– Meanwhile, Kentucky continues the job protectionist status quo
The Indianapolis Star reports that its home city is taking strong action to confront the problem of unacceptably weak teachers in its classrooms.
Twenty-two of Indianapolis’ weakest teachers have been removed from their classrooms and will undergo a year of remedial development. The hope is that the performance of these under-performing teachers can be improved.
Next year, those teachers will return to classrooms under close observation probation. Probationary teachers who fail to measure up after their year of remedial work will be fired.
The article does omit an important point. It mentions the notorious “rubber rooms” in New York City. Those non-school locations were created as a sort of holding tank for seriously under-performing teachers. The under-performers report there every day to sit around doing nothing while still drawing pay. The rubber rooms were created because existing laws in New York made it difficult and expensive to fire a teacher for poor performance, but some New York City teachers simply could not be trusted with children.
Well, there is an update. New York City has had enough of the rubber room leeches and is now going to do whatever it takes to fire them, as well.
Unfortunately, we know that Kentucky has teacher problems, as well. With over 40,000 teachers in the state, it’s inevitable that a small number really don’t belong there. However, under the umbrella of an overly protectionist teachers’ union and the laws that union has been able to get passed, anything like the Indianapolis and New York City programs is unheard of in Kentucky.
In fact, House Bill 176, currently under debate, reinforces not only the teacher protectionism in existing laws but even the impact of local union contracts on individual school districts.

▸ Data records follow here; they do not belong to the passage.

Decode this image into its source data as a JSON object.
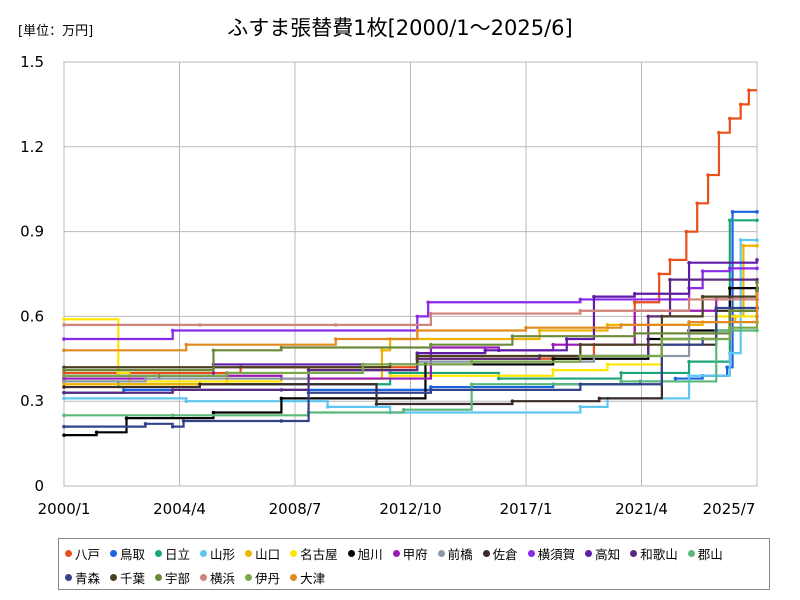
{
  "chart_data": {
    "type": "line",
    "title": "ふすま張替費1枚[2000/1～2025/6]",
    "unit_label": "[単位：万円]",
    "xlabel": "",
    "ylabel": "",
    "x_ticks": [
      "2000/1",
      "2004/4",
      "2008/7",
      "2012/10",
      "2017/1",
      "2021/4",
      "2025/7"
    ],
    "y_ticks": [
      "0",
      "0.3",
      "0.6",
      "0.9",
      "1.2",
      "1.5"
    ],
    "ylim": [
      0,
      1.5
    ],
    "xlim": [
      2000.0,
      2025.5
    ],
    "grid": true,
    "legend_position": "bottom",
    "series": [
      {
        "name": "八戸",
        "color": "#e8501c",
        "points": [
          [
            2000.0,
            0.4
          ],
          [
            2006.5,
            0.42
          ],
          [
            2013.0,
            0.45
          ],
          [
            2019.5,
            0.5
          ],
          [
            2021.0,
            0.65
          ],
          [
            2021.9,
            0.75
          ],
          [
            2022.3,
            0.8
          ],
          [
            2022.9,
            0.9
          ],
          [
            2023.3,
            1.0
          ],
          [
            2023.7,
            1.1
          ],
          [
            2024.1,
            1.25
          ],
          [
            2024.5,
            1.3
          ],
          [
            2024.9,
            1.35
          ],
          [
            2025.2,
            1.4
          ]
        ]
      },
      {
        "name": "鳥取",
        "color": "#1a62e0",
        "points": [
          [
            2000.0,
            0.33
          ],
          [
            2002.2,
            0.34
          ],
          [
            2008.0,
            0.34
          ],
          [
            2013.5,
            0.35
          ],
          [
            2018.0,
            0.36
          ],
          [
            2021.2,
            0.37
          ],
          [
            2022.5,
            0.38
          ],
          [
            2023.5,
            0.39
          ],
          [
            2024.4,
            0.42
          ],
          [
            2024.6,
            0.97
          ],
          [
            2025.5,
            0.97
          ]
        ]
      },
      {
        "name": "日立",
        "color": "#1aa67a",
        "points": [
          [
            2000.0,
            0.37
          ],
          [
            2002.0,
            0.36
          ],
          [
            2012.0,
            0.4
          ],
          [
            2016.0,
            0.38
          ],
          [
            2020.5,
            0.4
          ],
          [
            2023.0,
            0.44
          ],
          [
            2024.5,
            0.94
          ],
          [
            2025.5,
            0.94
          ]
        ]
      },
      {
        "name": "山形",
        "color": "#5ec6f0",
        "points": [
          [
            2000.0,
            0.31
          ],
          [
            2004.5,
            0.3
          ],
          [
            2009.7,
            0.28
          ],
          [
            2012.0,
            0.26
          ],
          [
            2019.0,
            0.28
          ],
          [
            2020.0,
            0.31
          ],
          [
            2023.0,
            0.39
          ],
          [
            2024.5,
            0.47
          ],
          [
            2024.9,
            0.87
          ],
          [
            2025.5,
            0.87
          ]
        ]
      },
      {
        "name": "山口",
        "color": "#f0b400",
        "points": [
          [
            2000.0,
            0.36
          ],
          [
            2006.0,
            0.38
          ],
          [
            2011.7,
            0.48
          ],
          [
            2012.0,
            0.52
          ],
          [
            2017.5,
            0.55
          ],
          [
            2020.0,
            0.57
          ],
          [
            2023.5,
            0.58
          ],
          [
            2024.7,
            0.6
          ],
          [
            2025.0,
            0.85
          ],
          [
            2025.5,
            0.85
          ]
        ]
      },
      {
        "name": "名古屋",
        "color": "#ffe600",
        "points": [
          [
            2000.0,
            0.59
          ],
          [
            2002.0,
            0.4
          ],
          [
            2002.4,
            0.37
          ],
          [
            2008.0,
            0.38
          ],
          [
            2012.0,
            0.39
          ],
          [
            2018.0,
            0.41
          ],
          [
            2020.0,
            0.43
          ],
          [
            2022.0,
            0.52
          ],
          [
            2024.0,
            0.6
          ],
          [
            2025.5,
            0.66
          ]
        ]
      },
      {
        "name": "旭川",
        "color": "#000000",
        "points": [
          [
            2000.0,
            0.18
          ],
          [
            2001.2,
            0.19
          ],
          [
            2002.3,
            0.24
          ],
          [
            2005.5,
            0.26
          ],
          [
            2008.0,
            0.31
          ],
          [
            2013.3,
            0.43
          ],
          [
            2018.0,
            0.45
          ],
          [
            2021.5,
            0.52
          ],
          [
            2023.0,
            0.55
          ],
          [
            2024.5,
            0.7
          ],
          [
            2025.5,
            0.7
          ]
        ]
      },
      {
        "name": "甲府",
        "color": "#9b1ab5",
        "points": [
          [
            2000.0,
            0.38
          ],
          [
            2003.5,
            0.39
          ],
          [
            2008.0,
            0.38
          ],
          [
            2013.5,
            0.49
          ],
          [
            2016.0,
            0.48
          ],
          [
            2018.0,
            0.5
          ],
          [
            2021.0,
            0.62
          ],
          [
            2024.0,
            0.66
          ],
          [
            2025.5,
            0.66
          ]
        ]
      },
      {
        "name": "前橋",
        "color": "#8c98a8",
        "points": [
          [
            2000.0,
            0.37
          ],
          [
            2003.0,
            0.38
          ],
          [
            2009.0,
            0.41
          ],
          [
            2013.0,
            0.44
          ],
          [
            2019.5,
            0.46
          ],
          [
            2023.0,
            0.58
          ],
          [
            2025.5,
            0.6
          ]
        ]
      },
      {
        "name": "佐倉",
        "color": "#3a2a28",
        "points": [
          [
            2000.0,
            0.35
          ],
          [
            2005.0,
            0.36
          ],
          [
            2011.5,
            0.29
          ],
          [
            2016.5,
            0.3
          ],
          [
            2019.7,
            0.31
          ],
          [
            2022.0,
            0.5
          ],
          [
            2024.0,
            0.62
          ],
          [
            2025.5,
            0.63
          ]
        ]
      },
      {
        "name": "横須賀",
        "color": "#8a2ae6",
        "points": [
          [
            2000.0,
            0.52
          ],
          [
            2004.0,
            0.55
          ],
          [
            2013.0,
            0.6
          ],
          [
            2013.4,
            0.65
          ],
          [
            2019.0,
            0.66
          ],
          [
            2023.0,
            0.7
          ],
          [
            2023.5,
            0.76
          ],
          [
            2024.5,
            0.77
          ],
          [
            2025.5,
            0.77
          ]
        ]
      },
      {
        "name": "高知",
        "color": "#5f1ca8",
        "points": [
          [
            2000.0,
            0.39
          ],
          [
            2005.5,
            0.43
          ],
          [
            2013.0,
            0.47
          ],
          [
            2015.5,
            0.48
          ],
          [
            2018.5,
            0.52
          ],
          [
            2019.5,
            0.67
          ],
          [
            2021.0,
            0.68
          ],
          [
            2023.0,
            0.79
          ],
          [
            2025.5,
            0.8
          ]
        ]
      },
      {
        "name": "和歌山",
        "color": "#5a2a80",
        "points": [
          [
            2000.0,
            0.33
          ],
          [
            2004.0,
            0.34
          ],
          [
            2009.0,
            0.41
          ],
          [
            2013.0,
            0.45
          ],
          [
            2017.5,
            0.46
          ],
          [
            2021.5,
            0.6
          ],
          [
            2022.3,
            0.73
          ],
          [
            2025.5,
            0.73
          ]
        ]
      },
      {
        "name": "郡山",
        "color": "#5ab87a",
        "points": [
          [
            2000.0,
            0.25
          ],
          [
            2004.0,
            0.25
          ],
          [
            2009.0,
            0.26
          ],
          [
            2012.5,
            0.27
          ],
          [
            2015.0,
            0.36
          ],
          [
            2020.5,
            0.37
          ],
          [
            2024.0,
            0.55
          ],
          [
            2025.5,
            0.55
          ]
        ]
      },
      {
        "name": "青森",
        "color": "#34428a",
        "points": [
          [
            2000.0,
            0.21
          ],
          [
            2003.0,
            0.22
          ],
          [
            2004.0,
            0.21
          ],
          [
            2004.4,
            0.23
          ],
          [
            2008.0,
            0.23
          ],
          [
            2009.0,
            0.33
          ],
          [
            2013.5,
            0.34
          ],
          [
            2019.0,
            0.36
          ],
          [
            2022.0,
            0.5
          ],
          [
            2023.5,
            0.52
          ],
          [
            2024.0,
            0.63
          ],
          [
            2025.5,
            0.63
          ]
        ]
      },
      {
        "name": "千葉",
        "color": "#4a4020",
        "points": [
          [
            2000.0,
            0.42
          ],
          [
            2005.5,
            0.42
          ],
          [
            2012.0,
            0.43
          ],
          [
            2013.0,
            0.46
          ],
          [
            2019.0,
            0.5
          ],
          [
            2022.0,
            0.6
          ],
          [
            2023.5,
            0.67
          ],
          [
            2025.5,
            0.69
          ]
        ]
      },
      {
        "name": "宇部",
        "color": "#6a8a3a",
        "points": [
          [
            2000.0,
            0.41
          ],
          [
            2005.5,
            0.48
          ],
          [
            2008.0,
            0.49
          ],
          [
            2013.5,
            0.5
          ],
          [
            2016.5,
            0.53
          ],
          [
            2021.0,
            0.54
          ],
          [
            2024.5,
            0.62
          ],
          [
            2025.5,
            0.72
          ]
        ]
      },
      {
        "name": "横浜",
        "color": "#d0847a",
        "points": [
          [
            2000.0,
            0.57
          ],
          [
            2005.0,
            0.57
          ],
          [
            2010.0,
            0.57
          ],
          [
            2013.5,
            0.61
          ],
          [
            2019.0,
            0.62
          ],
          [
            2023.0,
            0.66
          ],
          [
            2025.5,
            0.66
          ]
        ]
      },
      {
        "name": "伊丹",
        "color": "#7aa848",
        "points": [
          [
            2000.0,
            0.39
          ],
          [
            2006.0,
            0.4
          ],
          [
            2011.0,
            0.43
          ],
          [
            2015.0,
            0.44
          ],
          [
            2019.0,
            0.46
          ],
          [
            2022.0,
            0.52
          ],
          [
            2024.5,
            0.56
          ],
          [
            2025.5,
            0.58
          ]
        ]
      },
      {
        "name": "大津",
        "color": "#e08a20",
        "points": [
          [
            2000.0,
            0.48
          ],
          [
            2004.5,
            0.5
          ],
          [
            2010.0,
            0.52
          ],
          [
            2013.0,
            0.55
          ],
          [
            2017.0,
            0.56
          ],
          [
            2020.5,
            0.57
          ],
          [
            2023.0,
            0.58
          ],
          [
            2025.5,
            0.68
          ]
        ]
      }
    ]
  }
}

Sadly, there is a real downside to this even for Kentucky’s teachers.
Too often, the teacher evaluation process has become mostly a rubber stamp operation because nothing generally happens even if frank evaluations are conducted. This lack of candor deprives our teachers of important feedback that they might need to improve. So, teachers don’t get help as problems spiral out of control. That does a disservice to teachers and their students, too.
I do want to be clear on one point. I’d much rather see a weak teacher get help, improve and return to more effective teaching. A teacher willing to undergo more training to improve demonstrates a highly desirable attitude towards improvement, an attitude that should never be ignored. I am also not naive enough to ignore the fact that in any employer-employee situation there can be vendettas, so some teacher protections are certainly warranted.
However, the reality is that while Indianapolis is taking action, right now, to protect students from very seriously under-performing teachers, not one teacher in Kentucky has ever lost certification because of basic inability, or unwillingness, to teach. And, about the only way teachers get routinely and quickly removed from student contact in Kentucky is for flagrant violation of criminal statutes.
We don’t help our students, and we really don’t help our teachers, either, with our overly protectionist policies in Kentucky.